Adão Mendes tem estado no epicentro do recente caso dos emails que levou Francisco J. Marques, diretor de comunicação do FC Porto, a falar de um alegado “esquema de corrupção de árbitros” para o favorecimento do Benfica. No entanto, ainda não se pronunciou sobre o caso. E, sobretudo, ainda não se percebeu a ligação que poderá ter aos encarnados, depois de assumir que os ‘três grandes’ faziam mal ao futebol e que os seus clubes eram Sp. Braga, V. Guimarães e Académica.

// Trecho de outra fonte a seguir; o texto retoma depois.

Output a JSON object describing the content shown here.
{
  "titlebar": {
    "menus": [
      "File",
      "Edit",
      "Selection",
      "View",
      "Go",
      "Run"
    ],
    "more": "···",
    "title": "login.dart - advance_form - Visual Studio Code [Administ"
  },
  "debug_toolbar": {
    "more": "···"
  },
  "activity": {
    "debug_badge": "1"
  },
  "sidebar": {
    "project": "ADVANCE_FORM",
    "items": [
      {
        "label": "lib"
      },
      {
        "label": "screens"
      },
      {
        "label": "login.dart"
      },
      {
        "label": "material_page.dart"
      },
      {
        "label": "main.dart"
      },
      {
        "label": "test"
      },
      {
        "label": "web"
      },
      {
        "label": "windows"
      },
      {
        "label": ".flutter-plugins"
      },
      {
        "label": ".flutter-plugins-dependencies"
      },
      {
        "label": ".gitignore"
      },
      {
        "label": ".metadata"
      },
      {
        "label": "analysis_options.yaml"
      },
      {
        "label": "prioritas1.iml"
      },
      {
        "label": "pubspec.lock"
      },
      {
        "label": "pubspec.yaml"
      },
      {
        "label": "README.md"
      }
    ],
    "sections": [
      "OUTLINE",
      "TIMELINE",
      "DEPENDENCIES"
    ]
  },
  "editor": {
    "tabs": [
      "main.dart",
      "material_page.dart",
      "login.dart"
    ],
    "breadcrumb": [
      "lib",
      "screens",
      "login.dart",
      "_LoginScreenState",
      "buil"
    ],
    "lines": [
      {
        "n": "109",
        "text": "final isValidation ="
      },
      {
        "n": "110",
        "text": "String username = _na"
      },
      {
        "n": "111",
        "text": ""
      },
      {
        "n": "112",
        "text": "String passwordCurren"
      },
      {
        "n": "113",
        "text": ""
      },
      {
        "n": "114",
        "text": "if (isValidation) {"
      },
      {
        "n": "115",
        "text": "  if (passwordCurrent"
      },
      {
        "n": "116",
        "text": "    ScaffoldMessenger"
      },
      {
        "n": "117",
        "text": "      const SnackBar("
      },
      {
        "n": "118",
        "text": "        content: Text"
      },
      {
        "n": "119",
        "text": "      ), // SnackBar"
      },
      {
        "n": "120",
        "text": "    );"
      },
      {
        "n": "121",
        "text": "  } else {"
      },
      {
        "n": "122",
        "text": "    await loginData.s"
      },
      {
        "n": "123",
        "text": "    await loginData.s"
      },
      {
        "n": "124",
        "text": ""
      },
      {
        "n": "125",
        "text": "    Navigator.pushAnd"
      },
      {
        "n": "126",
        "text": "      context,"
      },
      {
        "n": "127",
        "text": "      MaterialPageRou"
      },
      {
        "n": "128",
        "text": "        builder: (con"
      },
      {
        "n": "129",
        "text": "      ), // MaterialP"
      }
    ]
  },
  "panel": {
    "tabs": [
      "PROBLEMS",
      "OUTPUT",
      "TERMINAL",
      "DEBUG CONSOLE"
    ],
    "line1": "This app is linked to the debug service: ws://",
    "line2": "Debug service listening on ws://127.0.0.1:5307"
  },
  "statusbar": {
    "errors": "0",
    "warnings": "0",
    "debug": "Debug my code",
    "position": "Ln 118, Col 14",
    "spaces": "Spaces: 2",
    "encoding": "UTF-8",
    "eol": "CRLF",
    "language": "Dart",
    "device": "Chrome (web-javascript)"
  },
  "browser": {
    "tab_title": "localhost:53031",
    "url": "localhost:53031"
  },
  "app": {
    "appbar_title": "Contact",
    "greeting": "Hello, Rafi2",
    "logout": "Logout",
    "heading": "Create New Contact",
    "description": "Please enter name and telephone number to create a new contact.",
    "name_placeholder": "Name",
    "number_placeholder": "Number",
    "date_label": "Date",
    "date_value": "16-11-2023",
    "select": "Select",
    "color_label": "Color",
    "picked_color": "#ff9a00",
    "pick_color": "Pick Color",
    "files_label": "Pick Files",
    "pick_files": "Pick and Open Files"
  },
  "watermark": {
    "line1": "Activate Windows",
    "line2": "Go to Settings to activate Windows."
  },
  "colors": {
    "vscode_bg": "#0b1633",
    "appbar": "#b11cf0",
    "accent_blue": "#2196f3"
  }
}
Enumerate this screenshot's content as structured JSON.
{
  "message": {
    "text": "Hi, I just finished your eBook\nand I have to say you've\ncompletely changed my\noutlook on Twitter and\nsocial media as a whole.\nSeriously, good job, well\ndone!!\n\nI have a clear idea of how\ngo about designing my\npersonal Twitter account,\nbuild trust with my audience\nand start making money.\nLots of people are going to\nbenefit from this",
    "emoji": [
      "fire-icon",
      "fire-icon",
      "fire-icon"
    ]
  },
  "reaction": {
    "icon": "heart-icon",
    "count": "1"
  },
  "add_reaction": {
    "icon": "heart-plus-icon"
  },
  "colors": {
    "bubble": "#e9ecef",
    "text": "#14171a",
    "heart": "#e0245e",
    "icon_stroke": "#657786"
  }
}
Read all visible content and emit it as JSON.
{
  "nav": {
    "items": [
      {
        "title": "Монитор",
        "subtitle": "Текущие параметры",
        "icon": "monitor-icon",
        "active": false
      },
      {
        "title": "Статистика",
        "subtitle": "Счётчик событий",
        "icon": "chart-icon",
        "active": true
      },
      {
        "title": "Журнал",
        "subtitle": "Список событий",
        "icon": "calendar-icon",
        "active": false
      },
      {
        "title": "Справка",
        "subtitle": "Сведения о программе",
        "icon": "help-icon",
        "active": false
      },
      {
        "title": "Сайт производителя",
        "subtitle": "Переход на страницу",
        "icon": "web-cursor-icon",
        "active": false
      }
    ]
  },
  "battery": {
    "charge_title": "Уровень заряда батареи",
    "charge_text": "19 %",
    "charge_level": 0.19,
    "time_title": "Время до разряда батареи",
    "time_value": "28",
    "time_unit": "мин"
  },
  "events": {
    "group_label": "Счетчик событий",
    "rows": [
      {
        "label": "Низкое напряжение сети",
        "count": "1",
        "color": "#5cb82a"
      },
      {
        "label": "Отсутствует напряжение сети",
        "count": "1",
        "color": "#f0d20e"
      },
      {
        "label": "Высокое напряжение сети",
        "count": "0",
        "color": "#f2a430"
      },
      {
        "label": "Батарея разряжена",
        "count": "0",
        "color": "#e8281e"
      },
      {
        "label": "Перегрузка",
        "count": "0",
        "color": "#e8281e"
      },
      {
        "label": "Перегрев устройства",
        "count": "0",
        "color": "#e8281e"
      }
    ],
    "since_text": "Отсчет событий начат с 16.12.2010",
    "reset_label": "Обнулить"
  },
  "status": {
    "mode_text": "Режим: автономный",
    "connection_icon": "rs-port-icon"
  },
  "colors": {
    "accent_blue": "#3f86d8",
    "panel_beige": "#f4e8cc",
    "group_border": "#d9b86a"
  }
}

Como escreveu num dos alegados emails enviados a Pedro Guerra em 2013 e 2014, Adão Mendes defendeu que o Benfica estava a adotar a conduta correta em relação ao setor da arbitragem: “Sobre a arbitragem não temos de ser ‘mãezinhas’ mas usar a inteligência a nosso favor, criticando sempre, mas propondo soluções e não desabafos. Exemplo: o SLB recorreu da arbitragem de S. Dias [Soares Dias] e considerei um erro, dado que o nosso ‘adversário’ (PC) enfureceu-se e tornou público o seu ódio. Por minha proposta, retiramos o recurso porque ganhámos o jogo e recuperamos um ‘inimigo’. Caso da Taça da Liga, deixar andar; ‘menos inimigos’ temos e até vamos jogar com os BB. Sobre o golo, Mota vai ter em breve matéria para dar nos olhos aos dois. Confidencial: o Mota [o árbitro Manuel Mota] ganhou o processo”, disse o antigo árbitro num dos alegados emails enviados a Pedro Guerra, divulgados há quase uma semana por Francisco J. Marques, diretor de comunicação do FC Porto.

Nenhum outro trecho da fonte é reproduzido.